ST. PETERSBURG — Luke Leavengood is 20 months old, golden-haired and curious. He just learned how to open doors.
He and his twin sister, Vivian, were home, under the care of a nanny, when he opened his front door about 10:30 a.m. Thursday and wandered into his neighbor's back yard.
His nanny found him submerged in the neighbor's pool a few minutes later. He was rushed to All Children's Hospital, where he was in critical condition Thursday night.
"It's devastating," said his grandmother, Karen Henderson, whose son-in-law called to tell her Thursday morning.
"Those are the types of phone calls you don't want to get," said Henderson, who dropped to her knees to pray before getting in her car to drive from her Gainesville home to St. Petersburg.
The nanny, Rachel Parr, noticed Luke was gone from the house at 1953 Hawaii Ave. NE when she saw the front door ajar, said St. Petersburg police spokesman Mike Puetz.
She ran out to find him and called his father.
While searching the back yard, she saw Luke floating in the neighbor's pool at 1961 Hawaii Ave. NE, Puetz said. Parr pulled Luke out, called 911 and started CPR.
The Leavengoods remained by their son's side Thursday.
"Thankfully, he's fairly stable," Henderson said by phone Thursday afternoon. "But he's unconscious."
A machine was helping him breathe, and doctors were watching for brain swelling, Henderson said.
Parr, 42, of St.
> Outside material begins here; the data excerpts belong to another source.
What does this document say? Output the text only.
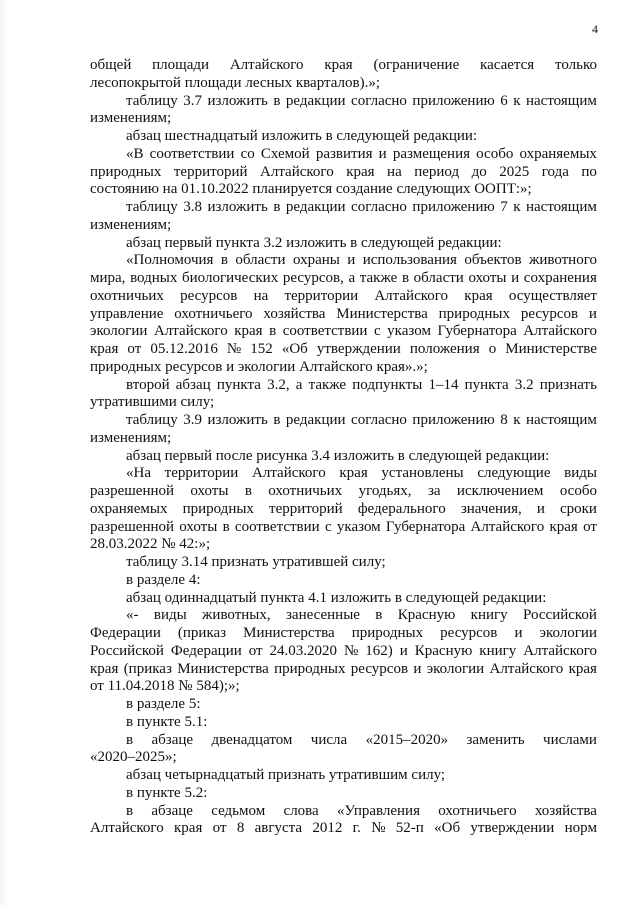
4
общей площади Алтайского края (ограничение касается только
лесопокрытой площади лесных кварталов).»;
таблицу 3.7 изложить в редакции согласно приложению 6 к настоящим
изменениям;
абзац шестнадцатый изложить в следующей редакции:
«В соответствии со Схемой развития и размещения особо охраняемых
природных территорий Алтайского края на период до 2025 года по
состоянию на 01.10.2022 планируется создание следующих ООПТ:»;
таблицу 3.8 изложить в редакции согласно приложению 7 к настоящим
изменениям;
абзац первый пункта 3.2 изложить в следующей редакции:
«Полномочия в области охраны и использования объектов животного
мира, водных биологических ресурсов, а также в области охоты и сохранения
охотничьих ресурсов на территории Алтайского края осуществляет
управление охотничьего хозяйства Министерства природных ресурсов и
экологии Алтайского края в соответствии с указом Губернатора Алтайского
края от 05.12.2016 № 152 «Об утверждении положения о Министерстве
природных ресурсов и экологии Алтайского края».»;
второй абзац пункта 3.2, а также подпункты 1–14 пункта 3.2 признать
утратившими силу;
таблицу 3.9 изложить в редакции согласно приложению 8 к настоящим
изменениям;
абзац первый после рисунка 3.4 изложить в следующей редакции:
«На территории Алтайского края установлены следующие виды
разрешенной охоты в охотничьих угодьях, за исключением особо
охраняемых природных территорий федерального значения, и сроки
разрешенной охоты в соответствии с указом Губернатора Алтайского края от
28.03.2022 № 42:»;
таблицу 3.14 признать утратившей силу;
в разделе 4:
абзац одиннадцатый пункта 4.1 изложить в следующей редакции:
«- виды животных, занесенные в Красную книгу Российской
Федерации (приказ Министерства природных ресурсов и экологии
Российской Федерации от 24.03.2020 № 162) и Красную книгу Алтайского
края (приказ Министерства природных ресурсов и экологии Алтайского края
от 11.04.2018 № 584);»;
в разделе 5:
в пункте 5.1:
в абзаце двенадцатом числа «2015–2020» заменить числами
«2020–2025»;
абзац четырнадцатый признать утратившим силу;
в пункте 5.2:
в абзаце седьмом слова «Управления охотничьего хозяйства
Алтайского края от 8 августа 2012 г. № 52-п «Об утверждении норм
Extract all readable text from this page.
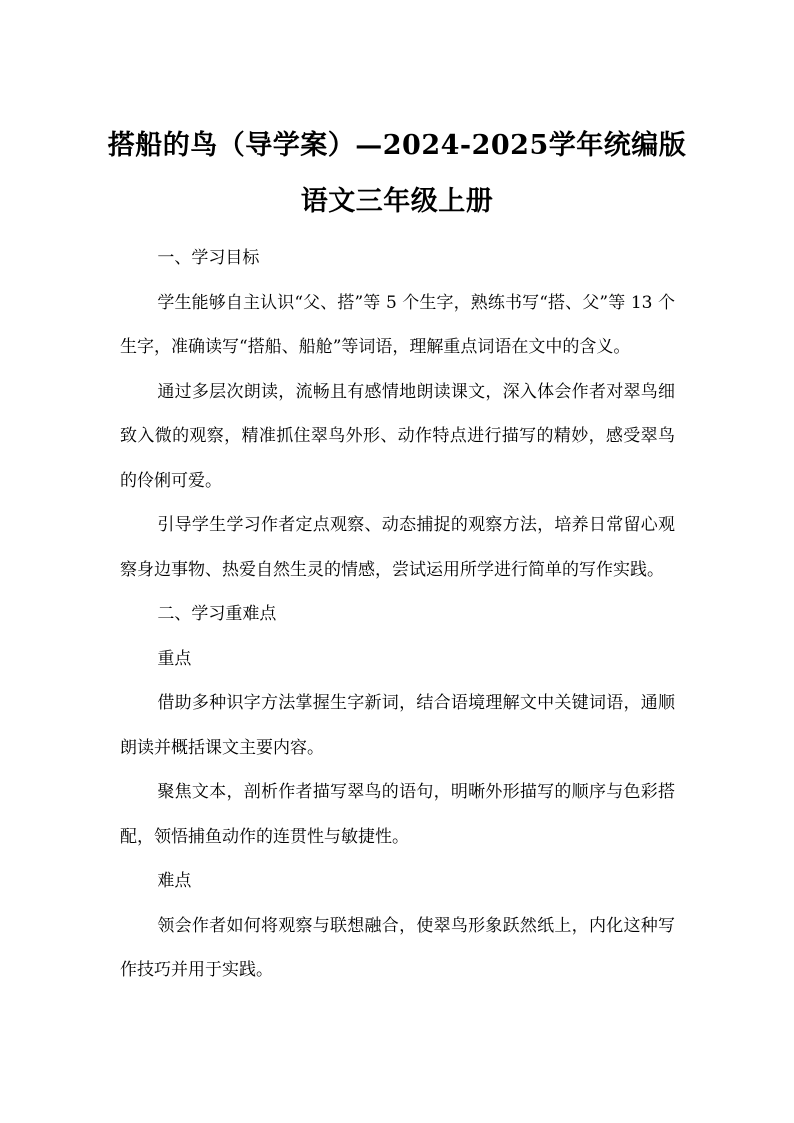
搭船的鸟（导学案）—2024-2025学年统编版语文三年级上册

一、学习目标

学生能够自主认识“父、搭”等 5 个生字，熟练书写“搭、父”等 13 个生字，准确读写“搭船、船舱”等词语，理解重点词语在文中的含义。

通过多层次朗读，流畅且有感情地朗读课文，深入体会作者对翠鸟细致入微的观察，精准抓住翠鸟外形、动作特点进行描写的精妙，感受翠鸟的伶俐可爱。

引导学生学习作者定点观察、动态捕捉的观察方法，培养日常留心观察身边事物、热爱自然生灵的情感，尝试运用所学进行简单的写作实践。

二、学习重难点

重点

借助多种识字方法掌握生字新词，结合语境理解文中关键词语，通顺朗读并概括课文主要内容。

聚焦文本，剖析作者描写翠鸟的语句，明晰外形描写的顺序与色彩搭配，领悟捕鱼动作的连贯性与敏捷性。

难点

领会作者如何将观察与联想融合，使翠鸟形象跃然纸上，内化这种写作技巧并用于实践。
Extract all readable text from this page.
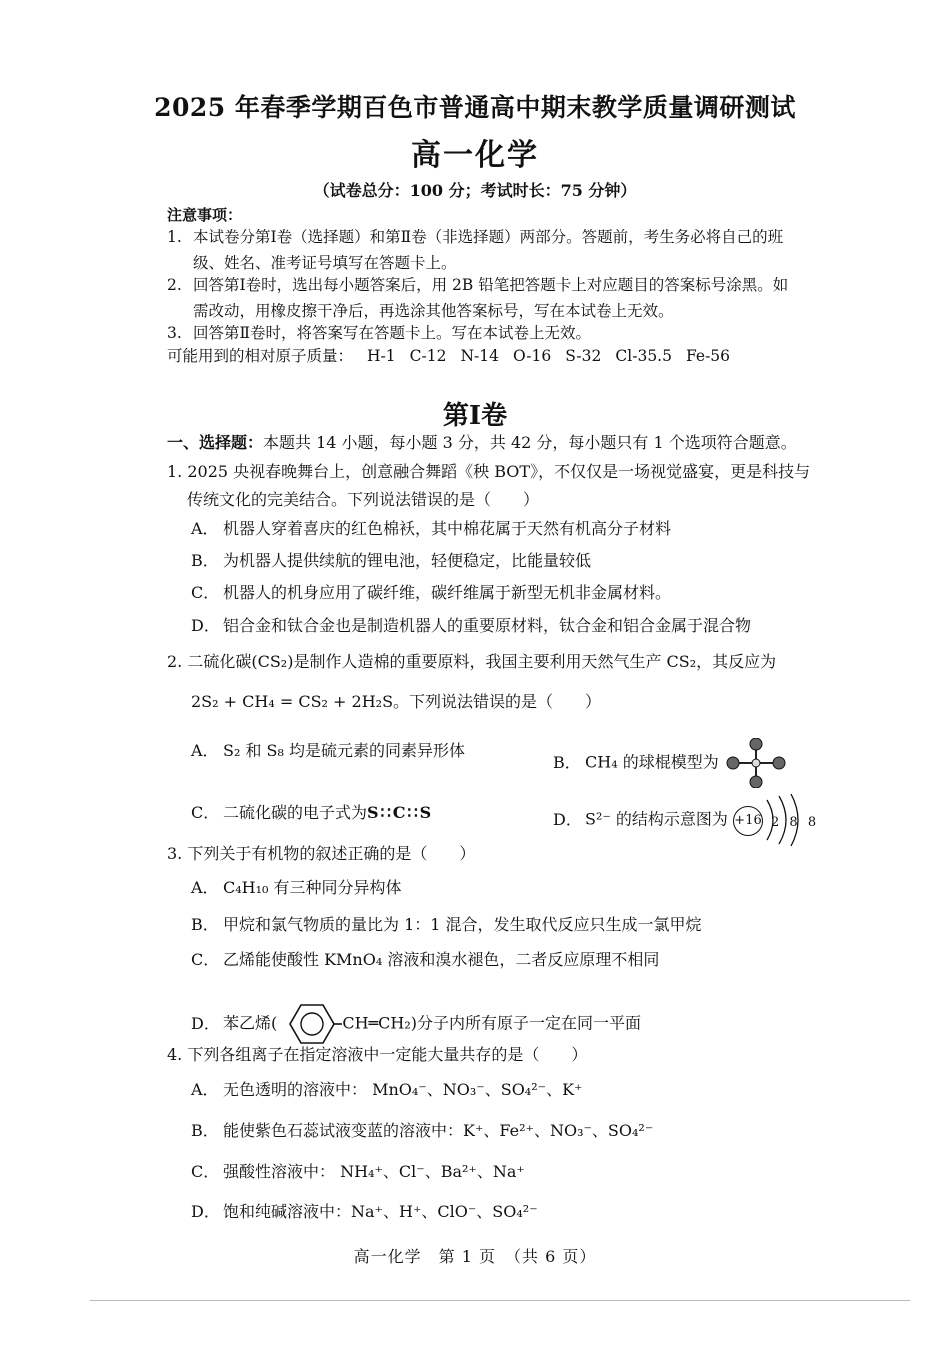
2025 年春季学期百色市普通高中期末教学质量调研测试
高一化学
（试卷总分：100 分；考试时长：75 分钟）
注意事项：
1. 本试卷分第Ⅰ卷（选择题）和第Ⅱ卷（非选择题）两部分。答题前，考生务必将自己的班
级、姓名、准考证号填写在答题卡上。
2. 回答第Ⅰ卷时，选出每小题答案后，用 2B 铅笔把答题卡上对应题目的答案标号涂黑。如
需改动，用橡皮擦干净后，再选涂其他答案标号，写在本试卷上无效。
3. 回答第Ⅱ卷时，将答案写在答题卡上。写在本试卷上无效。
可能用到的相对原子质量： H-1 C-12 N-14 O-16 S-32 Cl-35.5 Fe-56
第Ⅰ卷
一、选择题：本题共 14 小题，每小题 3 分，共 42 分，每小题只有 1 个选项符合题意。
1. 2025 央视春晚舞台上，创意融合舞蹈《秧 BOT》，不仅仅是一场视觉盛宴，更是科技与
传统文化的完美结合。下列说法错误的是（　　）
A． 机器人穿着喜庆的红色棉袄，其中棉花属于天然有机高分子材料
B． 为机器人提供续航的锂电池，轻便稳定，比能量较低
C． 机器人的机身应用了碳纤维，碳纤维属于新型无机非金属材料。
D． 铝合金和钛合金也是制造机器人的重要原材料，钛合金和铝合金属于混合物
2. 二硫化碳(CS₂)是制作人造棉的重要原料，我国主要利用天然气生产 CS₂，其反应为
2S₂ + CH₄ = CS₂ + 2H₂S。下列说法错误的是（　　）
A． S₂ 和 S₈ 均是硫元素的同素异形体
B． CH₄ 的球棍模型为
C． 二硫化碳的电子式为S∷C∷S	D． S²⁻ 的结构示意图为 +16 2 8 8
3. 下列关于有机物的叙述正确的是（　　）
A． C₄H₁₀ 有三种同分异构体
B． 甲烷和氯气物质的量比为 1：1 混合，发生取代反应只生成一氯甲烷
C． 乙烯能使酸性 KMnO₄ 溶液和溴水褪色，二者反应原理不相同
D． 苯乙烯(	CH═CH₂)分子内所有原子一定在同一平面
4. 下列各组离子在指定溶液中一定能大量共存的是（　　）
A． 无色透明的溶液中： MnO₄⁻、NO₃⁻、SO₄²⁻、K⁺
B． 能使紫色石蕊试液变蓝的溶液中：K⁺、Fe²⁺、NO₃⁻、SO₄²⁻
C． 强酸性溶液中： NH₄⁺、Cl⁻、Ba²⁺、Na⁺
D． 饱和纯碱溶液中：Na⁺、H⁺、ClO⁻、SO₄²⁻
高一化学　第 1 页　（共 6 页）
Petersburg was interviewed by detectives, Puetz said, and won't face any charges.
"There's no evidence of any kind of wrongdoing on her part," he said. "It still appears to be accidental."
Florida law requires residential swimming pools built after 2002 to have one of four barriers: 4-foot-high fencing, a cover, a security system that goes off when the door leading to the swimming pool is opened, or a pool alarm.
The next-door neighbor's pool was not fenced, Puetz said. It was unclear Thursday whether it included any other barriers. Because the pool was built in 1985, property records show, it is exempt from the statute.
A man standing in the home's front yard declined to comment Thursday.
Jean Shoemaker, outreach coordinator for the Florida Suncoast Safe Kids Coalition, called the boy's near-drowning a "tragedy."
"We just want to keep those kids inside. That is what 2-year-olds are supposed to do. They're supposed to explore," Shoemaker said.
Henderson said the family is placing their faith in God.
"We're still asking Him to raise that little boy."